Malgré ces circonstances, un examen complet du passé et la création d’un vaste mécanisme formel de recherche de vérité ont été demandés. L’initiative la plus récente dans cette veine est la signature de l’accord du Parlement de Stormont en décembre 2014. Produit de discussion entre partis, cet accord est conçu pour mettre fin à une impasse sur les sujets les plus saillants du processus de paix, à savoir l’économie et l’aide sociale, le drapeau, l’identité, la culture et la tradition, défilés et la réforme institutionnelle (qui sont toutes des questions évidentes d’héritage) et l’histoire. Cet accord offre une structure formelle pour faire face au passé et ses composantes méritent d’être soulignées en détail :

1. The Historical Investigations Unit (HIU), « une entité d’instruction indépendante et capable de mener plus loin des enquêtes concernant les décès en lien avec les Troubles ».

2. Une commission indépendante pour la recherche d’information (ICIR) « qui permet aux victimes et aux survivants de rechercher et recevoir en individuellement des informations sur la mort de leurs parents proches ».

3. Une archive historique orale « offrant une place centrale au partage d’expériences et aux narrations en lien avec les Troubles ».

4. Un groupe d’implémentation et de réconciliation « pour gérer/surveiller les thèmes, les archives et la recherche d’information ».

Un travail plus approfondi sur la proposition d’une pension versée aux personnes gravement lésées et la création d’un service pour palier au traumatisme mental a également été recommandé.

 

 

 

Au moment de la rédaction de cet article, un article de loi est rédigé.
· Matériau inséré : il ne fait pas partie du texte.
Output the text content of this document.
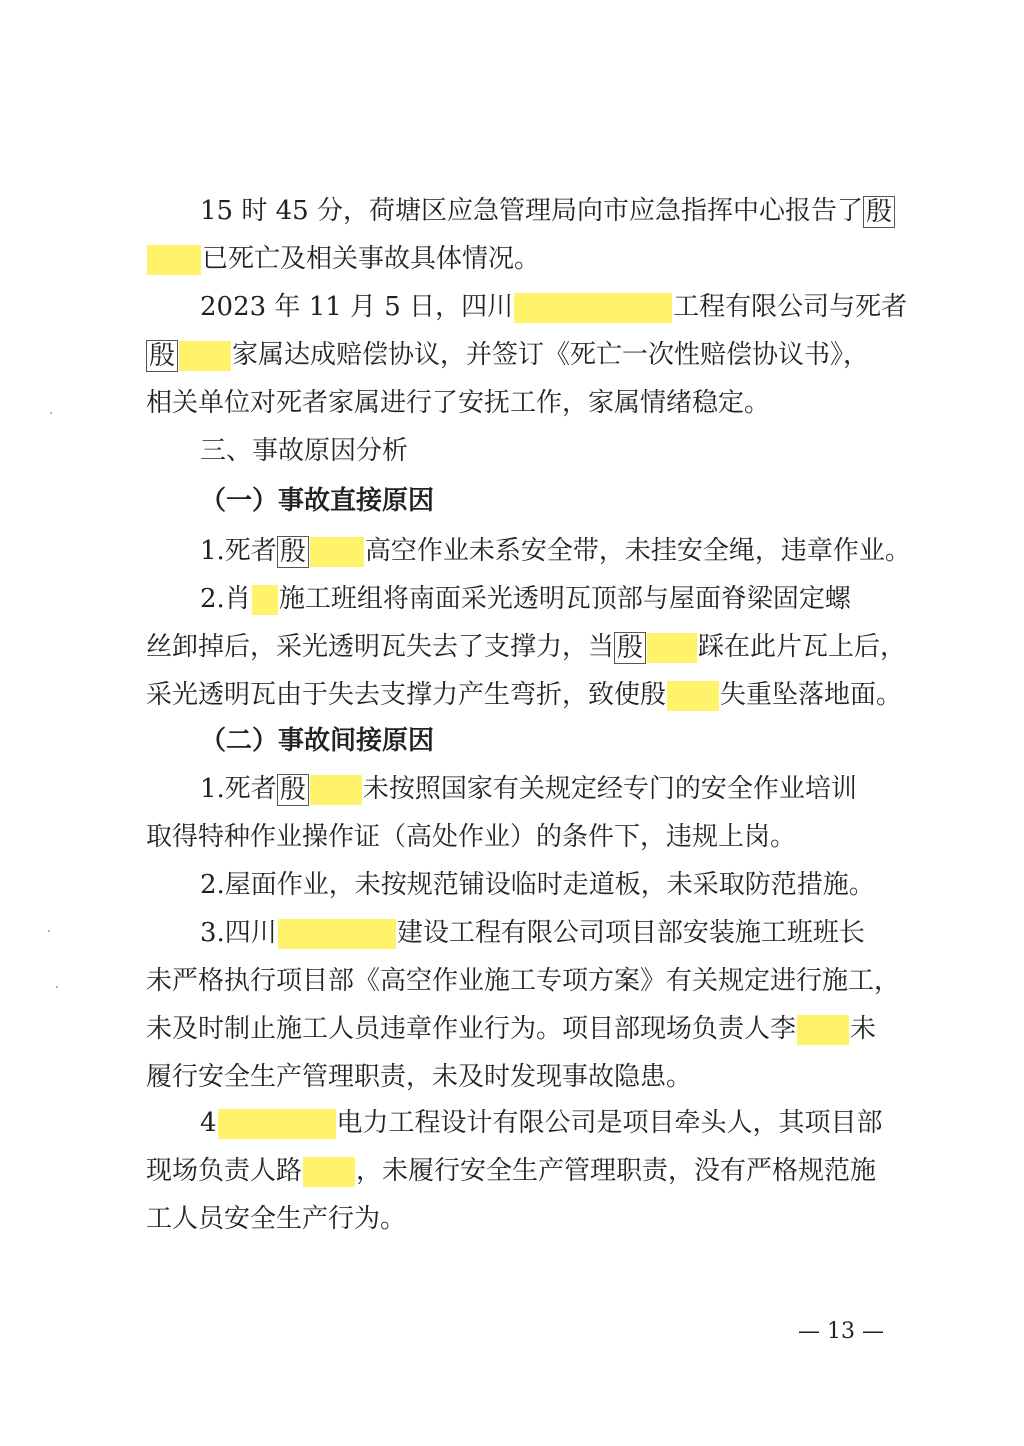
15 时 45 分，荷塘区应急管理局向市应急指挥中心报告了 殷
已死亡及相关事故具体情况。
2023 年 11 月 5 日，四川	工程有限公司与死者
殷 家属达成赔偿协议，并签订《死亡一次性赔偿协议书》，
相关单位对死者家属进行了安抚工作，家属情绪稳定。
三、事故原因分析
（一）事故直接原因
1.死者 殷 高空作业未系安全带，未挂安全绳，违章作业。
2.肖 施工班组将南面采光透明瓦顶部与屋面脊梁固定螺
丝卸掉后，采光透明瓦失去了支撑力，当 殷 踩在此片瓦上后，
采光透明瓦由于失去支撑力产生弯折，致使殷 失重坠落地面。
（二）事故间接原因
1.死者 殷 未按照国家有关规定经专门的安全作业培训
取得特种作业操作证（高处作业）的条件下，违规上岗。
2.屋面作业，未按规范铺设临时走道板，未采取防范措施。
3.四川	建设工程有限公司项目部安装施工班班长
未严格执行项目部《高空作业施工专项方案》有关规定进行施工，
未及时制止施工人员违章作业行为。项目部现场负责人李 未
履行安全生产管理职责，未及时发现事故隐患。
4	电力工程设计有限公司是项目牵头人，其项目部
现场负责人路 ，未履行安全生产管理职责，没有严格规范施
工人员安全生产行为。
— 13 —
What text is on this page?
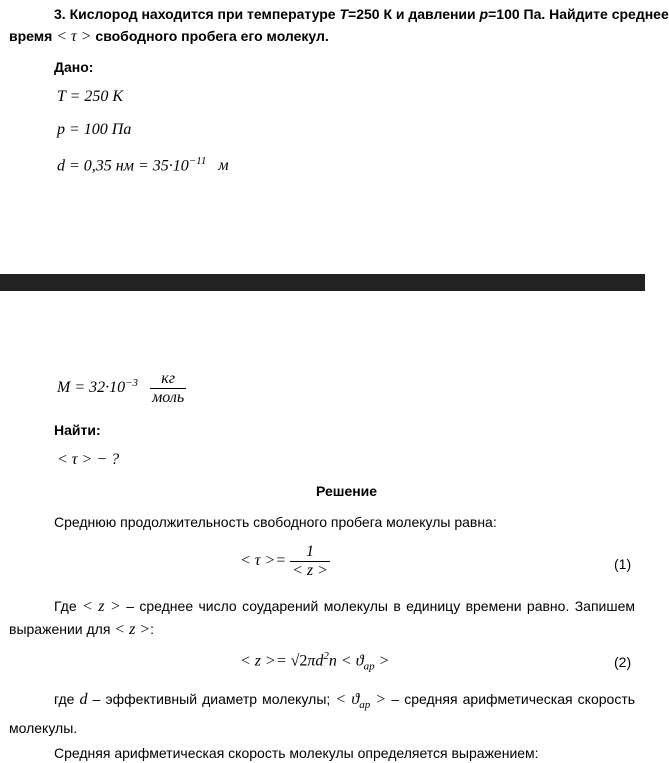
3. Кислород находится при температуре T=250 К и давлении p=100 Па. Найдите среднее
время < τ > свободного пробега его молекул.
Дано:
T = 250 K
p = 100 Па
d = 0,35 нм = $35\cdot 10^{-11}$ м
$M = 32\cdot 10^{-3} \frac{кг}{\text{моль}}$
Найти:
< τ > − ?
Решение
Среднюю продолжительность свободного пробега молекулы равна:
< $\tau >= \frac{1}{< z >}$	(1)
Где < z > – среднее число соударений молекулы в единицу времени равно. Запишем выражении для < z >:
< $z >= √2\pi d^2n < ϑ_{ар}$ >	(2)
где d – эффективный диаметр молекулы; < $ϑ_{ар}$ > – средняя арифметическая скорость молекулы.
Средняя арифметическая скорость молекулы определяется выражением:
Il vise à mettre en vigueur les aspects de l’héritage mentionnés dans l’accord du Parlement de Stormont (SHA) et devrait être présenté à Westminster cet automne. Toutefois, le travail est loin d’être terminé. Le SHA est essentiellement un accord sur la base d’une liste et des détails sur ses mécanismes doivent être développés. C’est aussi l’occasion pour les intérêts politiques concurrents de se heurter. De plus, l’Irlande du Nord n’a pas bonne réputation dans ce domaine. Deux tentatives passées de mettre en place des mécanismes pour faire face au contentieux historique – le Rapport du groupe de consultation sur le passé en 2009 et une série de recommandations avancées par Richard Haas et Meghan O’Sullivan en 2013 – se sont dissipées dans un désaccord politique. Il semble évident qu’un travail doit être fait à ce niveau. Cela comprend la participation d’anciens membres des forces de sécurité dans la HIU (Historical Investigation Unit) – qui pourraient être favorisés par les politiques unionistes mais par ailleurs considérés comme compromettant l’indépendance des enquêtes ; la capacité de la HIU d’enquêter sur des cas où la participation du gouvernement est supposée ; la capacité de la ICIR (Independent Commission on Information Retrieval) d’offrir des garanties de non poursuite en échange d’information ; la capacité de l’archive orale à inspirer confiance en ce qui concerne le recueil et la conservation des témoignages de victimes et de survivants de tout le spectre politique. Un débat est en train de voir le jour sur les individus membres des organisations paramilitaires lésés par leurs propres actions et leur admissibilité au paiement d’une pension.

Les dispositions l’accord du Parlement de Stormont représentent une occasion primordiale pour faire face contentieux historique en Irlande du Nord. La volonté politique, le soutien économique et l’engagement à la mise en œuvre, l’ouverture et la transparence sont maintenant nécessaires pour en faire un projet réalisable.